The Weekly Rut Report
Over the course of the next several weeks, I’m going to devote one post per week to report on the...
Over the course of the next several weeks, I’m going to devote one post per week to report on the status of the rut in the area I’m hunting. I’ll discuss the deer behavior I’m seeing and how I interpret it, and also share some of the tactics I’m using. Hopefully you’ll chime in and use this space for the same purpose…and we can all learn from each other, as well as share some hunting tales.
With my Minnesota tag filled, I headed across the river to Wisconsin, where a friend lets me hunt his 280-acre farm. My first hunt was an evening sit, and I was in the stand about 2:40. As I was prepping gear and settling in, I glanced downhill and spotted what looked like a white antler against dark brush. My binocular confirmed it was a buck, but I couldn’t judge age/size at all. I grunted several times to the deer, but he gave no indication he’d heard me. So I amped things up some and tickled my rattling antlers. Two minutes later the buck was 10 yards from my stand! He was a handsome 2-1/2 year old, with a nice 4-point side, but the other beam was snapped off (from fighting, I assume) and was nothing more than a fork! I passed this deer, knowing there are much bigger on the farm.
I saw no other deer until nearly dusk, when a young 6-point appeared, made a rub, and walked past my set. To me, this type of buck behavior–bucks on their feet throughout the afternoon–indicates the late stages of the pre-rut; I have seen no signs of chasing, but older bucks are on their feet, nosing around and checking does, but with little sense of urgency….yet.

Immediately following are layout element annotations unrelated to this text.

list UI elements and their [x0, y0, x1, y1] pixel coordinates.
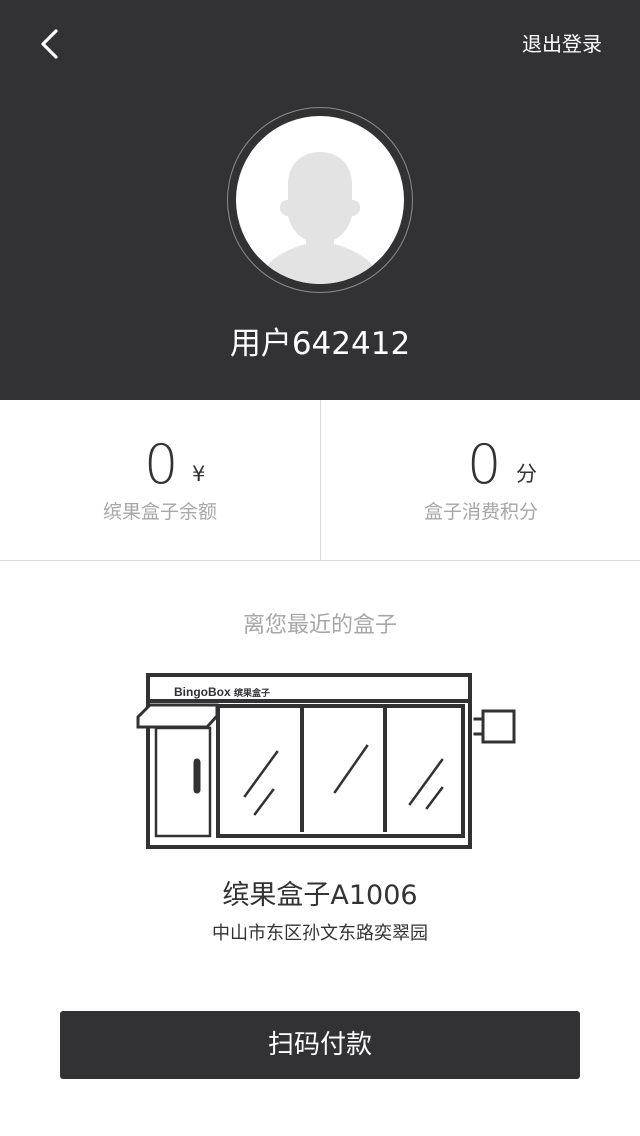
box-name: 缤果盒子A1006 [222, 880, 418, 911]
points-label: 盒子消费积分 [423, 501, 538, 523]
box-address: 中山市东区孙文东路奕翠园 [212, 923, 428, 944]
illustration-brand-cn: 缤果盒子 [234, 687, 270, 699]
logout-button[interactable]: 退出登录 [522, 30, 602, 58]
points-value: 0 [467, 433, 502, 496]
bingobox-illustration: BingoBox 缤果盒子 [135, 670, 520, 852]
balance-label: 缤果盒子余额 [102, 501, 217, 523]
avatar [236, 116, 404, 284]
account-stats: 0 ¥ 缤果盒子余额 0 分 盒子消费积分 [0, 400, 640, 561]
chevron-left-icon [41, 29, 58, 59]
illustration-brand: BingoBox [174, 685, 231, 699]
balance-unit: ¥ [192, 462, 206, 486]
points-unit: 分 [516, 462, 537, 486]
back-button[interactable] [30, 22, 74, 66]
points-stat[interactable]: 0 分 盒子消费积分 [320, 400, 640, 560]
user-avatar-icon [256, 152, 384, 284]
scan-pay-button[interactable]: 扫码付款 [60, 1011, 580, 1079]
balance-stat[interactable]: 0 ¥ 缤果盒子余额 [0, 400, 320, 560]
username: 用户642412 [229, 326, 411, 362]
balance-value: 0 [144, 433, 179, 496]
profile-header: 退出登录 用户642412 [0, 0, 640, 400]
store-icon: BingoBox 缤果盒子 [136, 673, 516, 849]
nearest-box-heading: 离您最近的盒子 [242, 613, 397, 638]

Right now, I find grunt calls and rattling antlers very effective. But if I’m hunting an older buck, I use them very carefully. I prefer to call to deer I can see so I can read body language to see how the buck is responding. If I’m blind calling (to deer I haven’t seen) I only do so when I know the wind is perfect for me. Older bucks will still use caution when approaching a call now, and I don’t want to educate anything I don’t have to! Scent drags and mock scrapes can also be highly effective in grabbing the curiosity of a cruising buck.
The buck pictured above was shot by my friend Billy Jerowski in Wisconsin this week, a full two hours before dusk. When mature bucks like this are moving that early, it proves that the tension (and testosterone) is building! So what are you guys seeing? Stories to share?